L’on assiste à une rivalité entre Nathalie Moudiki et Louis-Paul Motazé autour de deux projets de raffinerie au Cameroun : C-STAR à Kribi et la reconstruction-modernisation de la SONARA à Limbé. Une alliance de circonstance entre Louis-Paul Motazé et Ferdinand Ngoh Ngoh vient de se créer pour soutenir le projet de Limbé, face à l’initiative portée par Nathalie Moudiki à Kribi.
LA GUERRE EST DECLARÉE ENTRE NATHALIE MOUDIKI ET LOUIS PAUL MOTAZE
Au bout du bout, Madame Moudiki aura donc sa raffinerie à Kribi et Louis-Paul MOTAZE la sienne à Limbé : chacun trouvera son argent pour la construire, chacun établira ses alliances, chacun vendra son pétrole et à la fin, le Cameroun seul sera perdant. Les survivants viendront arranger le pays, avait dit un homme politique.
C’est en quelque sorte l’artillerie lourde que Louis-Paul Motaze, Ministre en charge des finances, a déployée le 29 juin dernier au Yaoundé Hilton, à l’occasion de la cérémonie de présentation du projet de reconstruction et de modernisation de l’usine SONARA de Limbé au groupe d’investisseurs et partenaires potentiellement intéressés. En tout, quatre Ministres en dehors de lui-même, en plus du Représentant du Secrétaire général de la Présidence, venu clairement apporter son soutien à l’initiative.

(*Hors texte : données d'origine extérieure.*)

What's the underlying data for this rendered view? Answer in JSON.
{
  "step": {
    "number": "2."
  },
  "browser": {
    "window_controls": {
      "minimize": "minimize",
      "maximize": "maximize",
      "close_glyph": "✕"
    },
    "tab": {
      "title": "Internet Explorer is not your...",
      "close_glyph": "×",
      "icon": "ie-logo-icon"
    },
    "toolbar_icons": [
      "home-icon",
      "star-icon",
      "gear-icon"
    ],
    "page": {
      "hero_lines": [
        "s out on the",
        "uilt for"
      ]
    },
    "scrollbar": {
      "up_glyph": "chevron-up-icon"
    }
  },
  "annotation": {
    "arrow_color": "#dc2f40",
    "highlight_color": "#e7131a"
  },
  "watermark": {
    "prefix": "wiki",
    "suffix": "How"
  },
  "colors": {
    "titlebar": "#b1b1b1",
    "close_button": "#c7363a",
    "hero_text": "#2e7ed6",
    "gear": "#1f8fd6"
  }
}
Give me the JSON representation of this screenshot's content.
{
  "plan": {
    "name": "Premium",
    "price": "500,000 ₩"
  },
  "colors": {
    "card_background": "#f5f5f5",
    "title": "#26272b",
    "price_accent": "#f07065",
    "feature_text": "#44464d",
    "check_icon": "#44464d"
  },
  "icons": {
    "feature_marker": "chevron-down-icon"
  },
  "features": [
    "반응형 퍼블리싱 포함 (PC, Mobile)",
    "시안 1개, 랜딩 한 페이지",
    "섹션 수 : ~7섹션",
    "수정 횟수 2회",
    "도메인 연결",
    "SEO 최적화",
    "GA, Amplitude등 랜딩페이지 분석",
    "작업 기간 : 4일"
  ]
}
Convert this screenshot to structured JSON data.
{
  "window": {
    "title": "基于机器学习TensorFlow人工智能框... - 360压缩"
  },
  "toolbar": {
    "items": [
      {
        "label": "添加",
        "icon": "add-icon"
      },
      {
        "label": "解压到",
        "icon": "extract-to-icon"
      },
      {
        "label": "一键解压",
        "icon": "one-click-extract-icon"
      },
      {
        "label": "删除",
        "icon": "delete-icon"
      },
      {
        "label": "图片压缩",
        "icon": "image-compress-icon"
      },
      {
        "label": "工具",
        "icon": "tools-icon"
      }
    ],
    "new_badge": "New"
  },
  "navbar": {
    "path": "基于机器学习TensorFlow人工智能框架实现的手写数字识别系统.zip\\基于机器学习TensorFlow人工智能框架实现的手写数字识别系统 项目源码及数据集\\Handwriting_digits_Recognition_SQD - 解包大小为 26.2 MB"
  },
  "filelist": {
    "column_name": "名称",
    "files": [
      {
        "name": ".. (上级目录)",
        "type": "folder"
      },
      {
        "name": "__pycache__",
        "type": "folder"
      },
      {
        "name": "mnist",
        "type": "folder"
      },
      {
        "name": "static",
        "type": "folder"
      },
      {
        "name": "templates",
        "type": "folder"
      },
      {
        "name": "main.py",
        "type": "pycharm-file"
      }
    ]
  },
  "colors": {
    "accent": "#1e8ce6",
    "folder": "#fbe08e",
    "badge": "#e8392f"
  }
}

Présence en rang serrés donc de tous ces hommes venus faire front non pas nécessairement en faveur d’une usine de Limbé aux contours financiers et industriels somme toute encore assez flous, mais d’une certaine façon aussi contre l’architecture proposée à 350 Km d’ici, dans la cité balnéaire de Kribi, par une dame qui a, de façon subreptice, fini par prendre le contrôle de la Société nationale des hydrocarbures et qui se nomme Nathalie Moudiki. Laquelle Femme, lancée en roue libre, a mijoté un projet concurrent à celui de la SONARA et portant à la construction d’une autre raffinerie à Kribi, sous le nom de C-STAR. Deux projets sur la même temporalité, dans le même pays et présumément portés par le même gouvernement, mais aux ingénieries de financement opposées.
A Kribi donc, 120 milliards déjà posés sur la table par une banque commerciale, alors que Limbé s’appuie sur un partenariat public-privé.
Une différence qui n’est donc pas que méthodologique, mais aussi celle de deux camps qui s’opposent au plan stratégique et donc, politique. La raffinerie C-STAR qui est portée en solo par une Femme dont beaucoup se demandent d’où elle reçoit ses ordres et donc, sa force ; et la raffinerie de Limbé qui s’affiche davantage comme le reflet de la vieille garde du gouvernement. Dans le cas d’espèce, Nathalie Moudiki contre Louis-Paul Motaze.
Lequel Ministre des Finances s’est, à l’occasion rabiboché avec Ferdinand Ngoh Ngoh avec qui les relations sont notoirement fraîches, afin de faire front commun contre cette Dame qui a jusqu’à présent eu l’outrecuidance de continuellement humilier le Secrétaire général de la Présidence. Lequel, pourtant, occupe nominalement le poste de président du Conseil d’administration de la SNH.
Alliance de circonstance donc entre Messieurs Motaze et Ngoh Ngoh, qui justifie la présence de cet homme à la cérémonie du Hilton, mais aussi, les mots utilisés par le Ministre des Finances pour décrire la démarche de présentation et de valorisation de ce projet SONARA.
Dans le chaos institutionnel et politique né de l’absence d’un chef à la tête de l’Etat et de la paralysie qui en découle, de tout le système de partage d’information et de délibération autour de certaines décisions critiques, chacun se trouve donc à devoir mobiliser les coalitions qu’il peut pour faire avancer son propre agenda.
A Nathalie Moudiki de s’appuyer sur sa relation privilégiée avec la Première Dame et à Louis-Paul Motaze de devoir prendre pied sur sa position charismatique au sein du gouvernement – en tant qu’argentier national – afin de faire contre-pied à l’autre camp.
En trame de tout cet ensemble, la guerre de succession à cet homme de grand âge, sur la tête de qui volent désormais toutes les flèches, sans qu’aucun des combattants ne soit cependant jamais en mesure de l’emporter totalement. Au bout du bout, Madame Moudiki aura donc sa raffinerie à Kribi et Louis-Paul Motaze la sienne à Limbé. Chacun trouvera son argent pour la construire, chacun établira ses alliances, chacun vendra son pétrole et à la fin, le Cameroun seul sera perdant. Les survivants viendront arranger le pays, avait dit un homme politique.